Nie napisalam tutaj po to, zeby ktokolwiek mi wspolczul, nie o tym tutaj jest mowa, same sobie to dopowiedzialyscie.
Jezeli nigdy nie uslyszalyscie od kogos, kto stracil prace, ze to jego wina, to ja to powiem: TAK, STRACILAM PRACE Z MOJEJ WINY. Rzecz w tym, ze sposob w jaki zostalam odprawiona zaskakuje.
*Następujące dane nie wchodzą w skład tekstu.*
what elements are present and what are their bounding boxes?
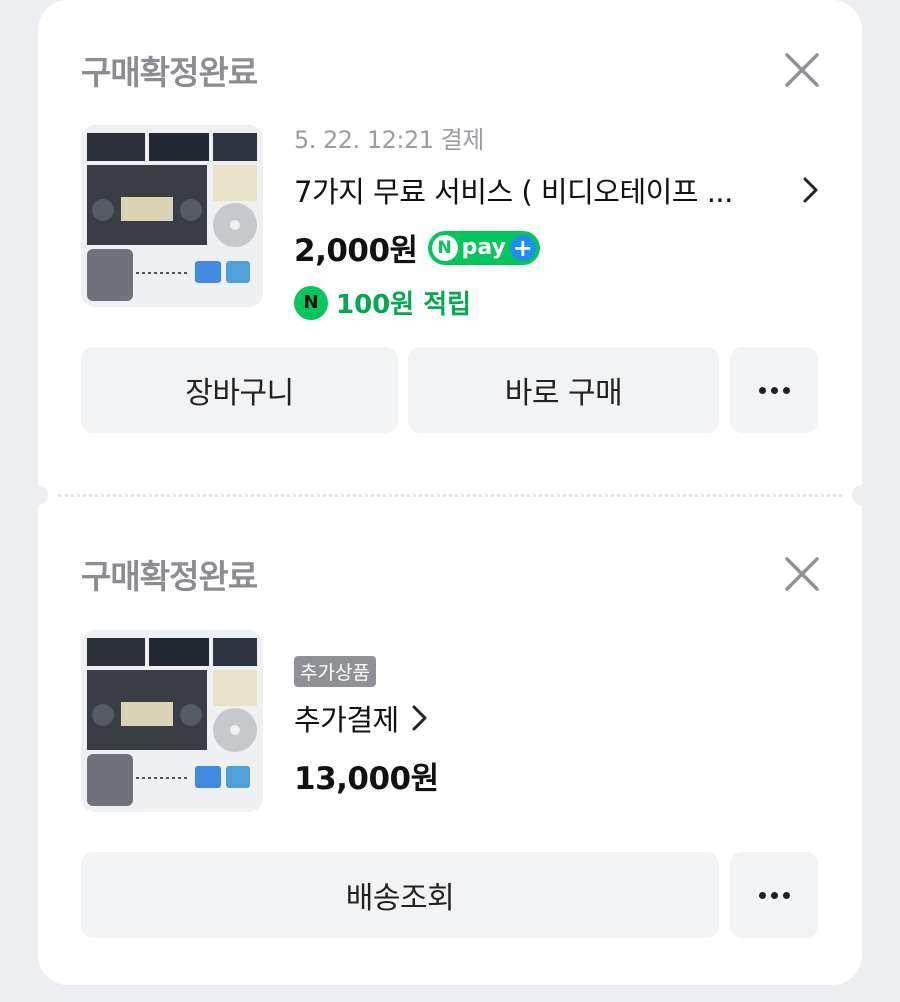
product-thumbnail[interactable]	[81, 630, 263, 812]
order-status: 구매확정완료	[81, 53, 258, 92]
more-horizontal-icon[interactable]	[730, 347, 818, 433]
reward-text: 100원 적립	[336, 290, 472, 320]
price-row: 13,000원	[294, 753, 822, 798]
tracking-button[interactable]: 배송조회	[81, 852, 719, 938]
product-price: 13,000원	[294, 761, 439, 797]
reward-row: N 100원 적립	[294, 284, 822, 321]
cart-button[interactable]: 장바구니	[81, 347, 398, 433]
product-price: 2,000원	[294, 233, 418, 269]
product-title-link[interactable]: 추가결제	[294, 697, 822, 739]
naver-points-icon: N	[294, 285, 328, 320]
section-divider	[38, 485, 862, 505]
product-title: 추가결제	[294, 703, 399, 737]
product-title-link[interactable]: 7가지 무료 서비스 ( 비디오테이프 ...	[294, 169, 822, 211]
chevron-right-icon	[803, 177, 818, 203]
more-horizontal-icon[interactable]	[730, 852, 818, 938]
order-status: 구매확정완료	[81, 557, 258, 596]
close-icon[interactable]	[782, 50, 822, 90]
product-title: 7가지 무료 서비스 ( 비디오테이프 ...	[294, 175, 733, 209]
product-info: 5. 22. 12:21 결제 7가지 무료 서비스 ( 비디오테이프 ... …	[294, 120, 822, 321]
add-on-tag: 추가상품	[294, 656, 376, 687]
order-item: 구매확정완료 추가상품 추가결제 13,000원 배송조회	[38, 500, 862, 985]
product-thumbnail[interactable]	[81, 125, 263, 307]
buy-now-button[interactable]: 바로 구매	[408, 347, 719, 433]
npay-label: pay	[461, 235, 506, 260]
product-info: 추가상품 추가결제 13,000원	[294, 656, 822, 798]
order-list-card: 구매확정완료 5. 22. 12:21 결제 7가지 무료 서비스 (비디오테…	[38, 0, 862, 985]
naver-n-icon: N	[431, 234, 458, 261]
npay-plus-badge: N pay +	[427, 230, 540, 265]
order-item: 구매확정완료 5. 22. 12:21 결제 7가지 무료 서비스 (비디오테…	[38, 0, 862, 490]
payment-date: 5. 22. 12:21 결제	[294, 126, 484, 154]
plus-icon: +	[509, 234, 536, 261]
close-icon[interactable]	[782, 554, 822, 594]
price-row: 2,000원 N pay +	[294, 225, 822, 270]
chevron-right-icon	[412, 705, 427, 731]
Bo to nie jest humanitarne.
Ze znalezieniem pracy to jeszcze pol biedy, ale chodzilo o to, zebym mogla znalezc sobie jakis pokoj, bo na mieszkanie w hostelach wydalabym dwa razy wiecej.
Nie chcialam tez ryzykowac z wynajmowaniem czegos wplacajac kaucje, bo juz to przerabialam i gdy znalazlam prace w domu w ktorym moglam mieszkac, stracilam wplacone 300 euro. Wiec tym razem nie chcialam nic pochopnie robic.
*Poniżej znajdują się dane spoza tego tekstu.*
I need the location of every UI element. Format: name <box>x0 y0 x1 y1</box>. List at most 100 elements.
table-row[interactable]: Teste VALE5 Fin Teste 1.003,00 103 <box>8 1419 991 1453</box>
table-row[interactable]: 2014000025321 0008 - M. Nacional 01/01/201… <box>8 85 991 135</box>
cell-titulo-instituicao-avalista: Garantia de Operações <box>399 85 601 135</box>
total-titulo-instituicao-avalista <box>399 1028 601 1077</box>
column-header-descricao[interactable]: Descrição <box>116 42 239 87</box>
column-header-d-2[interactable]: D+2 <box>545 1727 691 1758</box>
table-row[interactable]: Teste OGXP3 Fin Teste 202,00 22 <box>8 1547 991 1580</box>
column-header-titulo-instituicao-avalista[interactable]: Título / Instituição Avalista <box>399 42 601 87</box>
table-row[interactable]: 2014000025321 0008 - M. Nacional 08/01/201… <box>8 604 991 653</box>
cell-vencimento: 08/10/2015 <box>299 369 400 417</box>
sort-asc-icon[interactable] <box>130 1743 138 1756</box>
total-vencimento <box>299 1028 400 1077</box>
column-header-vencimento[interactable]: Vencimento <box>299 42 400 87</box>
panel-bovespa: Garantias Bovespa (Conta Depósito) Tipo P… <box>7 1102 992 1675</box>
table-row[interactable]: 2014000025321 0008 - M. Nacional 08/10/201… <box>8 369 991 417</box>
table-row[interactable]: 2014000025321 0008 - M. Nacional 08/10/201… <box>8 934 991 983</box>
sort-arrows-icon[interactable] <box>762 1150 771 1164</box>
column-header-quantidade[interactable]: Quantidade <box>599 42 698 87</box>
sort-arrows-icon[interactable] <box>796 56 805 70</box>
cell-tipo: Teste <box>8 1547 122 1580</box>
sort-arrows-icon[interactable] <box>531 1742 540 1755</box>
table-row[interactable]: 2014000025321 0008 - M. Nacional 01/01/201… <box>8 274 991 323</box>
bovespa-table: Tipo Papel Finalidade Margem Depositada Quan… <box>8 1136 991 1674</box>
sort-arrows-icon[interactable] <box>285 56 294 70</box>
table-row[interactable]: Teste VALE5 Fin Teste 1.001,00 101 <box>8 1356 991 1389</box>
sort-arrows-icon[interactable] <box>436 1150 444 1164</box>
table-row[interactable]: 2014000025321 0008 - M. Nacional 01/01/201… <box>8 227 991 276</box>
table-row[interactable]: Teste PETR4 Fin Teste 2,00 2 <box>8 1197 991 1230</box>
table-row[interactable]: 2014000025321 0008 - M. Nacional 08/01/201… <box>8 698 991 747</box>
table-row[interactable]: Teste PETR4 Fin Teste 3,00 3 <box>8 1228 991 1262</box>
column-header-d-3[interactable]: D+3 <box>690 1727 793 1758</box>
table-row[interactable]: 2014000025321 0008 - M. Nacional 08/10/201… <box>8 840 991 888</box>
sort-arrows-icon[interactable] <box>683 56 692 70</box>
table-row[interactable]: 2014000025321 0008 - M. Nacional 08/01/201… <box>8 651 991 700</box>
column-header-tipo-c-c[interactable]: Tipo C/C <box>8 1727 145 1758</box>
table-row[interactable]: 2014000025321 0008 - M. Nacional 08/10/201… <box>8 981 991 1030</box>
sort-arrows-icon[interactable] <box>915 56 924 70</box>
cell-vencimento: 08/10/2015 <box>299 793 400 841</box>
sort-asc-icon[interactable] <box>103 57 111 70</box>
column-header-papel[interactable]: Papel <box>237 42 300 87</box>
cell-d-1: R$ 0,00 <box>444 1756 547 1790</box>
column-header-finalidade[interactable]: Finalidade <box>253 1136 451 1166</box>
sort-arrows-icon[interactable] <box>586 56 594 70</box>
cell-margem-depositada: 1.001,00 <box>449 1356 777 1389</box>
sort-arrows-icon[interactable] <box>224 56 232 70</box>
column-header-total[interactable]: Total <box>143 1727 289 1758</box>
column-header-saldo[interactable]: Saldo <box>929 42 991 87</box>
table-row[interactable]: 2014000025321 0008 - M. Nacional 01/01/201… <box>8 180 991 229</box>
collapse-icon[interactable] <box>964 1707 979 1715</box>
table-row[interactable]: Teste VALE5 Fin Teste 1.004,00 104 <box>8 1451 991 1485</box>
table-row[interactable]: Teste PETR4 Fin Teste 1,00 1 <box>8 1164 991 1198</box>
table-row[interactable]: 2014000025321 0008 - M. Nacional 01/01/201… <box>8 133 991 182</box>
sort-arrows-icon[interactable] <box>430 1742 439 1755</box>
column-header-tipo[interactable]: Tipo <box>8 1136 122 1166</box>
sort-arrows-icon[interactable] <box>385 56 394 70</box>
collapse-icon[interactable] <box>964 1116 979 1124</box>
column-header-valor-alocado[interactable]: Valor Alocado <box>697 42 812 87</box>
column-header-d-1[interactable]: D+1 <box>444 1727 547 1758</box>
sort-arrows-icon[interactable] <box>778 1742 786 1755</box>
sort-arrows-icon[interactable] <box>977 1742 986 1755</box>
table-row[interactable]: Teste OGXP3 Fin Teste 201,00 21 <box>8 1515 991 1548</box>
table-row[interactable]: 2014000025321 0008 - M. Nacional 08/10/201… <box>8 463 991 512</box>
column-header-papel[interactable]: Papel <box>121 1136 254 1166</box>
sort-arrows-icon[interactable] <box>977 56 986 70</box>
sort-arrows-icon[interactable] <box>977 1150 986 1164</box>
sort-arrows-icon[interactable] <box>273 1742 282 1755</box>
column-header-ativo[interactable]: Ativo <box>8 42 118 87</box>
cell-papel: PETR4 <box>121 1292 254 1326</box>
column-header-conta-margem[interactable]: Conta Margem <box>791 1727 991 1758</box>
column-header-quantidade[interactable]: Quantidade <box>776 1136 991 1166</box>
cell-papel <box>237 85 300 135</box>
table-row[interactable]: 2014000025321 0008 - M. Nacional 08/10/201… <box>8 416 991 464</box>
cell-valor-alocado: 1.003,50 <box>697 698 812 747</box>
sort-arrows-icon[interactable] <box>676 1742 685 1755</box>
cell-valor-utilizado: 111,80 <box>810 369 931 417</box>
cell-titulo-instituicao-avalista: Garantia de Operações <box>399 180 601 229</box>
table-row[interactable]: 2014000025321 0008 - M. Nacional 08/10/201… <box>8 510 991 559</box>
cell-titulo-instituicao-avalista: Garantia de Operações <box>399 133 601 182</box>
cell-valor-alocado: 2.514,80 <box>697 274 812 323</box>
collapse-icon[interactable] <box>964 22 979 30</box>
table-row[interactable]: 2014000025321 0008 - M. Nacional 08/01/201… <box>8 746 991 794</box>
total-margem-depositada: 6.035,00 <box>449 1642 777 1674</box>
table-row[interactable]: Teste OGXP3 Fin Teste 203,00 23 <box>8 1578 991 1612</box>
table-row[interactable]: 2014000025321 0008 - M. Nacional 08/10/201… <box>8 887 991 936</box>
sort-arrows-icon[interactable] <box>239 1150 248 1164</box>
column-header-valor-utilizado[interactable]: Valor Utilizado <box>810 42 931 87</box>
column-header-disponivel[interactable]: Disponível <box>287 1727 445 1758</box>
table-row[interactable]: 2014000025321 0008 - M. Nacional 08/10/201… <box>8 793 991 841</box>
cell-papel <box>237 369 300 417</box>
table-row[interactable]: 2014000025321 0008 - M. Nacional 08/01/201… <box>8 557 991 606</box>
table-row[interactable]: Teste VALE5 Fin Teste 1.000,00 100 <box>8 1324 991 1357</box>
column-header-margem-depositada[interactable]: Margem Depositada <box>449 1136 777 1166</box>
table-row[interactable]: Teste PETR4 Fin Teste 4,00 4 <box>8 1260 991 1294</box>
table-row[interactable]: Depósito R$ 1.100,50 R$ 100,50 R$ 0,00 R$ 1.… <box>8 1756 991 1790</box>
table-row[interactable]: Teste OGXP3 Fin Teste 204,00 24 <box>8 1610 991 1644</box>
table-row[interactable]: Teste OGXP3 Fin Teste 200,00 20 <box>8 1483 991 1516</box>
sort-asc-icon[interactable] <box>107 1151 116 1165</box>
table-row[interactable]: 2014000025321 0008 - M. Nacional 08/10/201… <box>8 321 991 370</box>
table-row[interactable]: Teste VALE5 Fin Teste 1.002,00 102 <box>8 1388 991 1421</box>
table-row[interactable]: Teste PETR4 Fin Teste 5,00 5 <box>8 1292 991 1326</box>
Ale ok, nie interesowalo ich to...bo to moja sprawa... jednak do cholery, kto tak robi???
Diabel tkwi w szczegolach: zanim przyszlam pracowac do nich, mimo, ze w poprzedniej pracy nie mialam tez umowy, tam najpierw mi powtarzano, ze obowiazuje mnie 15-dniowy okres wypowiedzenia, jednak pozniej sie zgodzono na moje wczesniejsze odejscie, polubownie to zalatwilismy.
I kiedy mowilam o tym mojej "przyszlej rodzinie" oni powiedzieli: " a co Ciebie to obchodzi, umowy z nimi podpisanej nie mialas" ( w sensie, ze moge postapic, jak mi sie podoba i zostawic tamta rodzine bez dania im czasu na poszukanie sobie kogos na zastepstwo).
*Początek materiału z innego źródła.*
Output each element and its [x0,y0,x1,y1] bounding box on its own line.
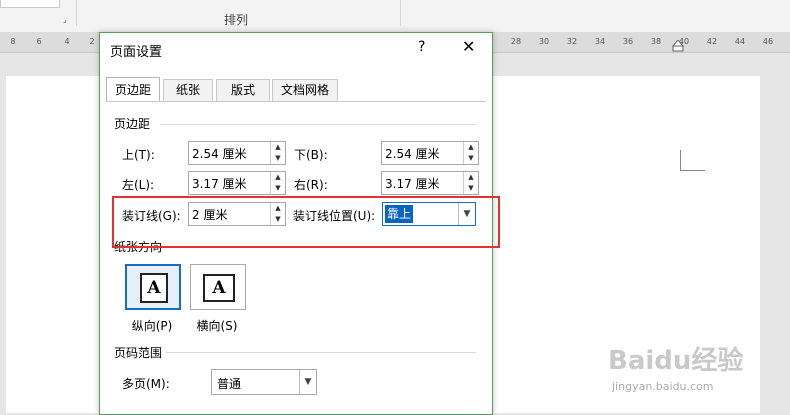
ruler-tick: 4 [64,37,70,46]
ruler-tick: 8 [10,37,16,46]
right-margin-label: 右(R): [294,178,328,192]
spin-up-icon[interactable]: ▲ [271,172,285,183]
portrait-label: 纵向(P) [131,319,173,333]
ruler-tick: 44 [734,37,746,46]
section-title-pages: 页码范围 [114,346,163,360]
ribbon: ⌟ 排列 [0,0,790,33]
ribbon-group-label-arrange: 排列 [223,13,248,27]
ruler-tick: 46 [762,37,774,46]
right-margin-spinner[interactable]: 3.17 厘米 ▲ ▼ [381,171,479,195]
ruler-tick: 38 [650,37,662,46]
ruler-tick: 36 [622,37,634,46]
dialog-launcher-icon[interactable]: ⌟ [63,15,67,24]
left-margin-value: 3.17 厘米 [192,177,247,191]
left-margin-spinner[interactable]: 3.17 厘米 ▲ ▼ [188,171,286,195]
ribbon-divider [76,0,77,26]
spin-down-icon[interactable]: ▼ [464,153,478,164]
help-button[interactable]: ? [418,39,425,55]
spin-up-icon[interactable]: ▲ [464,142,478,153]
baidu-watermark: Baidu经验 jingyan.baidu.com [608,340,744,393]
right-margin-value: 3.17 厘米 [385,177,440,191]
landscape-label: 横向(S) [196,319,238,333]
section-divider [166,352,476,353]
ruler-tick: 2 [89,37,95,46]
top-margin-label: 上(T): [122,148,155,162]
ruler-tick: 30 [538,37,550,46]
bottom-margin-spinner[interactable]: 2.54 厘米 ▲ ▼ [381,141,479,165]
orientation-portrait-button[interactable]: A [125,264,181,310]
multiple-pages-value: 普通 [217,377,242,391]
ruler-tick: 32 [566,37,578,46]
top-margin-spinner[interactable]: 2.54 厘米 ▲ ▼ [188,141,286,165]
tab-divider [106,101,486,102]
tab-margins[interactable]: 页边距 [106,77,160,102]
tab-document-grid[interactable]: 文档网格 [272,79,338,101]
close-button[interactable]: ✕ [462,37,475,56]
spin-down-icon[interactable]: ▼ [271,183,285,194]
spin-down-icon[interactable]: ▼ [271,153,285,164]
spin-up-icon[interactable]: ▲ [464,172,478,183]
landscape-page-icon: A [203,274,235,302]
right-indent-marker-icon[interactable] [672,40,684,54]
top-margin-value: 2.54 厘米 [192,147,247,161]
watermark-brand: Baidu经验 [608,346,744,376]
section-divider [160,124,476,125]
bottom-margin-label: 下(B): [294,148,328,162]
ruler-tick: 42 [706,37,718,46]
spin-up-icon[interactable]: ▲ [271,142,285,153]
chevron-down-icon[interactable]: ▼ [299,370,316,394]
tab-layout[interactable]: 版式 [216,79,270,101]
section-title-margins: 页边距 [114,117,151,131]
left-margin-label: 左(L): [122,178,155,192]
ribbon-divider [400,0,401,26]
dialog-title: 页面设置 [110,45,163,60]
spin-down-icon[interactable]: ▼ [464,183,478,194]
multiple-pages-select[interactable]: 普通 ▼ [211,369,317,395]
portrait-page-icon: A [140,273,168,303]
bottom-margin-value: 2.54 厘米 [385,147,440,161]
margin-corner-mark [680,150,705,171]
orientation-landscape-button[interactable]: A [190,264,246,310]
ribbon-control[interactable] [0,0,60,8]
ruler-tick: 34 [594,37,606,46]
ruler-tick: 6 [36,37,42,46]
ruler-tick: 28 [510,37,522,46]
multiple-pages-label: 多页(M): [122,377,170,391]
watermark-url: jingyan.baidu.com [612,380,714,393]
highlight-annotation [112,196,500,248]
tab-paper[interactable]: 纸张 [163,79,213,101]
Rozmawialam z tymi Wlochami na tamat Boga, uczciwosci, dobroci ludzkiej...
Pan doktor mowil, ze czasami nie bierze pieniedzy za leczenie ludzi, ktorzy nie maja ubezpieczenia, ze stara sie bys dobrym chrzescijaninem, itd... myslalam: dobrze trafilam... ale ani przez chwile nie przeszlo mi przez mysl, ze wykorzystam te ich dobroc podpasowujac moje widzimisie do ich wymagan.
Moje spoznianie odkad pamietam bylo tolerowane, bo jestem taka osoba, ktora da sie lubic, nigdy nie ponioslam takich konsekwencji mojego nalogu jak we Wloszech, wiec mam nauczke, ktora zapamietam do konca zycia.
Zamiescilam tu swoja historie bardziej dlatego, ze sama lubie sie wczytywac w zwierzenia innych, mozna porownac doswiadczenia, mozna sie nawzajem ostrzec...
Moglabym tu jeszcze podac inne przyklady smiesznego rozumienia przez Wlochow pojec, ale mi sie po prostu juz nie chce.
Moze przyjdzie co poniektorym z Was przekonac sie o pewnych rzeczach na wlasnej skorze i bedziecie pod innymi nickami zalic sie na forum.
Nowa jest sfrustrowana i zdesperowana, bo pracy nie ma, widac, ze ma problemy i musi sie jakos wyladowac...robiac za adwokata diabla.
Taka "madra" a w innym temacie lapie sie na oferte pracy, ktora z gory widac jest podejrzana, niech sobie mowi co chce, tylko niech najpierw nauczy sie czytac ze zrozumieniem.
I niech juz tak nie szafuje przyslowiami o uczciwosci, bo cos za glosno krzyczy, tak jakby chciala cos zagluszyc.
Zreszta widac co soba reprezentuje, najpierw poucza, a pozniej obraza.
Jak bedziesz w ten sposob szukala pracy, to z glodu umrzesz, panienko...!!!